この道20年のベテラン女性誌ライター芳麗さんが贈る“ありふれた女”たちのための教科書です。


「ジェーンダ・レスーの選択的未婚時代」?

 朝6:55――混みはじめた電車の中、私は寝ぼけまなこで、週刊誌『AERA』の中吊り広告の“一行コピー”を眺めていた。

 あっ! 最近流行りの「ジェンダーレス」とコラムニストのジェーン・スーさんをかけているのか。今週のコピーは悪くない。っていうか、時代の気分を言い当てている。

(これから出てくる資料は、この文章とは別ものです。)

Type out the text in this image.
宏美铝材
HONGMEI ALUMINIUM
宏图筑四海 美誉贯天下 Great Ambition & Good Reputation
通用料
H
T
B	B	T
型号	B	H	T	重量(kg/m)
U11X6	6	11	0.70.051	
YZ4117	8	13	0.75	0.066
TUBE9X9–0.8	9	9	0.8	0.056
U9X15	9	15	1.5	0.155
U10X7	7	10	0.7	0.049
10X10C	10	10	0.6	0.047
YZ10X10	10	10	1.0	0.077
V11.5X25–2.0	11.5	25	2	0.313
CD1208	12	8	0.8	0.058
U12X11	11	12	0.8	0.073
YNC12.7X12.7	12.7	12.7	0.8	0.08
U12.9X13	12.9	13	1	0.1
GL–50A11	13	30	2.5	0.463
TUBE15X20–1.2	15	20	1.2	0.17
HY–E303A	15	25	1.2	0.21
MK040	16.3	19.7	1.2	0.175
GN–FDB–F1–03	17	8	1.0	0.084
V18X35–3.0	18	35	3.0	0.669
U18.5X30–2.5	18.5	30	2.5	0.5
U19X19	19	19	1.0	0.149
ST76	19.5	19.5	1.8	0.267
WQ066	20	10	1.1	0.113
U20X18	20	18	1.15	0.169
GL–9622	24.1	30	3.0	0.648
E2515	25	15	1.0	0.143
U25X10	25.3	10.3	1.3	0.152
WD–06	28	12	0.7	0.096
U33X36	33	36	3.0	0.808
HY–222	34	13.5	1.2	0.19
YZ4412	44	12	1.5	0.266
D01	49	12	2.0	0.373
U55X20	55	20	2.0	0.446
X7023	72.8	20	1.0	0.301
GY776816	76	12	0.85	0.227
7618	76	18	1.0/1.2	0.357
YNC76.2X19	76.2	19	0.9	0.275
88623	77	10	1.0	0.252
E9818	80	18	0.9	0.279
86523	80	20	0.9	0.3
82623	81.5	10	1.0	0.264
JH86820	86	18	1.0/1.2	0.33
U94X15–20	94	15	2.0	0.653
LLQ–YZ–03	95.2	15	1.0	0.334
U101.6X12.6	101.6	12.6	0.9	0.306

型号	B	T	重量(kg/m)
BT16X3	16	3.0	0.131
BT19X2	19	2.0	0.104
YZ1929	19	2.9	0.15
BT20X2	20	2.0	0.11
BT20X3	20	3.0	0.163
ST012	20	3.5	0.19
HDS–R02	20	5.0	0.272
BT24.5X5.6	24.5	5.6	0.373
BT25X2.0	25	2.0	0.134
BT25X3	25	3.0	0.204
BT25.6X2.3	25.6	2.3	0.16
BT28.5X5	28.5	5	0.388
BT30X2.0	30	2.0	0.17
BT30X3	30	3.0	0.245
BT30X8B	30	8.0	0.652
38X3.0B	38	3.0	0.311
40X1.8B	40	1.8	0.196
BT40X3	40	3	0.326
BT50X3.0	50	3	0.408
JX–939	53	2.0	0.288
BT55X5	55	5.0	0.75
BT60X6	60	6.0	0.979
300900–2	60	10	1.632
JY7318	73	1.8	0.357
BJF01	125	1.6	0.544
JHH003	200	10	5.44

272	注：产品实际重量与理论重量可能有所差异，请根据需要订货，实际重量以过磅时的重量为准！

 ジェンダーレスとは、ファッションを中心に流行り始めた言葉で、ユニセックス(男女兼用)とも少し違う。男性は女性らしく、女性は男性らしいファッションを着るムーブメントのことだ。抽象的に言うならば、「男女の境界線を越えること」になるだろうか。

 でも、それってファッションや見目麗しい絶食系男子※のことだけじゃない。いわゆる普通の女でも、40超えれば、自他ともに認められる感覚だ。
 仕事場もプライベートも、男とか女とかを超えていくのは普通のことだもの。ジェーン・スーさんみたいに、知性とユーモアと絶妙なバランス感覚をもって男にも女にも媚びないトークができる40女だっている。「男だから、女だから、こう生きねば!」なんて時代はとうに過ぎ去ったし、既婚も未婚も全然ありだ。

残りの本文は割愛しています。